The underlying logic of global capital flows doesn’t change because of a single IPO. The AI infrastructure boom is a natural product of the tech cycle, while crypto’s value proposition as a store of value and decentralized finance narrative remains irreplaceable. What investors should focus on isn’t "who wins," but how narrative dominance shifts over time. In the short term, the liquidity drain from AI IPOs is a real headwind for crypto; in the long run, when the AI sector enters a bubble-bursting phase, liquidity released by Fed easing will seek new outlets—at which point, the digital gold narrative is likely to take center stage again.

Conclusion

Arthur Hayes’ liquidation of HYPE and NEAR may look like an aggressive portfolio adjustment on the surface, but in reality, it’s the execution of a comprehensive macro analysis framework.

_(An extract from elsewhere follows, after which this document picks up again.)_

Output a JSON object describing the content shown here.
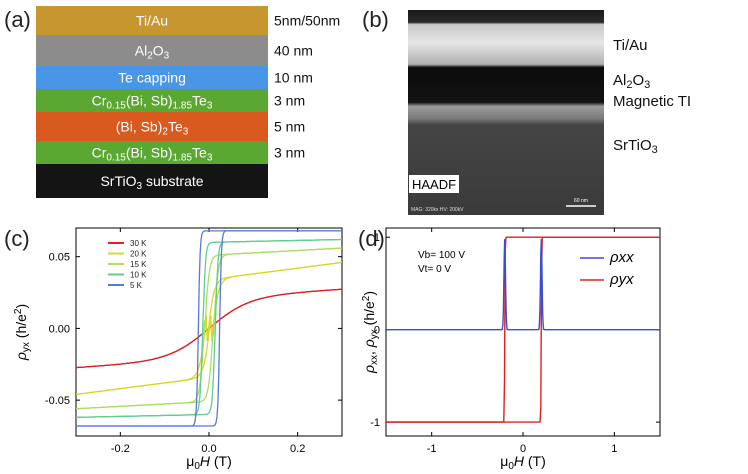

From energy prices to political maneuvering, from AI debt levels to IPO liquidity drains, his reasoning chain is logically coherent.

For crypto market participants, Hayes’ actions offer two key signals: First, during the concentrated window of AI super-IPOs, crypto asset liquidity faces a real structural squeeze. Second, the narrative competition between AI and crypto has moved from conceptual debate to actual capital allocation. Not all crypto assets will survive this capital rotation; projects that retain value must have verifiable revenue models and sound economics. While HYPE has posted a 35.61% gain over the past 30 days, its meager $840,000 in 24-hour trading volume and nearly 15% weekly drop suggest that rallies without deep liquidity are rarely sustainable.

Liquidity is always searching for the most efficient pricing ground. In the second half of 2026, attention belongs to AI, and so does the capital. But the rules of rotation never change—when the tide of capital recedes from one sector, it always gathers in another.